HDE-Chef: „In diesem Jahr schließen 5.000 Geschäfte“ – Innenstädte vor dauerhafter Verödung
Vor einer beispiellosen Verödung deutscher Innenstädte warnt der Handelsverband Deutschland (HDE). Im Gespräch mit „Bild“ spricht Verbandschef Alexander von Preen von „Kipppunkten“. Seien diese überschritten, hätten Innenstädte auf absehbare Zeit keine Aussicht mehr auf Wiederbelebung.
HDE: Seit Corona bereits zehntausende Geschäfte aus Innenstädten verschwunden
In einem Gespräch mit dem Blatt prognostiziert der Präsident des HDE für das laufende Jahr ein dauerhaftes Aus von etwa 5.000 Geschäften. Habe sich erst einmal ein bestimmtes Level an Leerstand eingestellt und sei dieses zur Normalität geworden, werde eine Innenstadt unattraktiv. Stadtzentren entwickelten sich in weiterer Folge „nach und nach in den Abgrund“.
Die Corona-Krise habe den Niedergang des Einzelhandels und die Verödung der Innenstädte noch einmal deutlich beschleunigt. Von 2020 an gerechnet werden es bis Ende dieses Jahres nicht weniger als 46.000 Geschäfte sein, die aus den Innenstädten verschwänden, so von Preen.
Bereits im Vorjahr hatte der HDE-Chef vor gravierenden Folgen für den ohnehin von Corona schon erschütterten stationären Einzelhandel gewarnt. Eine dauerhafte Inflation von drei bis vier Prozent als „neue Normalität“ und eine weitere Deindustrialisierung wären Gift für die Kaufkraft der Bevölkerung.
Kritik des HDE-Chefs an Politik, die Verbraucher verunsichere
Die Aneinanderreihung von Krisen drücke zudem auf die Stimmung der Konsumenten. Menschen vermieden Ausgaben, stellten Konsumwünsche zurück. Gleichzeitig stiegen die Mieten in Innenstadtlagen weiter an.
Weitere Faktoren mit potenziell entscheidenden Auswirkungen für die Zukunftschancen von Innenstädten seien auch Sicherheit, Sauberkeit und Erreichbarkeit. Von Preen betont, es müsse einen „Schulterschluss mit kommunaler Politik, Handwerk, Kultur und Gastronomie“ für „jede einzelne Innenstadt“ geben. Nehme man die Herausforderung nicht ernst, „wachen viele von uns plötzlich in Geisterstädten auf“.

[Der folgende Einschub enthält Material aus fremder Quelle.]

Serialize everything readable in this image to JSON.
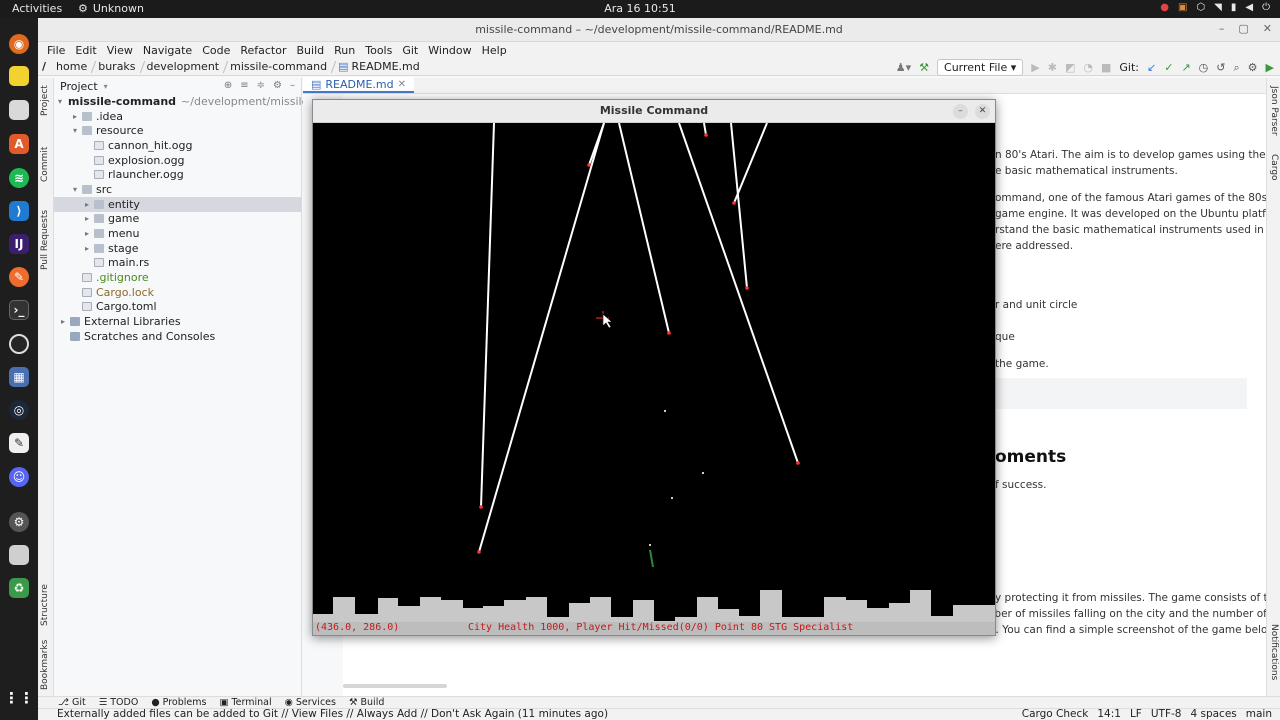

Bereits im Vorjahr hatte der Chef des Handelsverbandes auch vor einer Politik gewarnt, die Verbraucher verunsichere. Als Beispiel dafür, wie es nicht funktionieren sollte, nannte von Preen die Debatte um das Heizungsgesetz.
Klingende Namen verschwinden aus den Innenstädten
Die Corona-Zeit brachte dem Einzelhandel in den Innenstädten direkte Verluste durch Lockdown-Regelungen, von vielen als schikanös empfundene Auflagen und einen Boom des Onlinehandels. Nach dem Ende der Beschränkungen vermochten sich die Händler allerdings nicht wieder vollständig zu erholen, wofür die Folgen des Ukraine-Krieges, der Energiekrise und der Inflation verantwortlich zeichneten.
Mit Gerry Weber, Peek & Cloppenburg und Adler oder den Schuhhändlern Görtz und Reno verabschiedeten sich klingende Namen durch Insolvenz aus den Innenstadtläden. Die Zukunft der verbliebenen stationären Filialen des insolventen Warenhauskonzerns Galeria-Karstadt-Kaufhof ist ebenfalls noch offen.
Yves Rocher hat sich aus den Innenstädten vollständig zurückgezogen und verkauft nur noch online. Neben Modeboutiquen und Schuhläden verschwinden zunehmend auch Bäckereien aus diesen.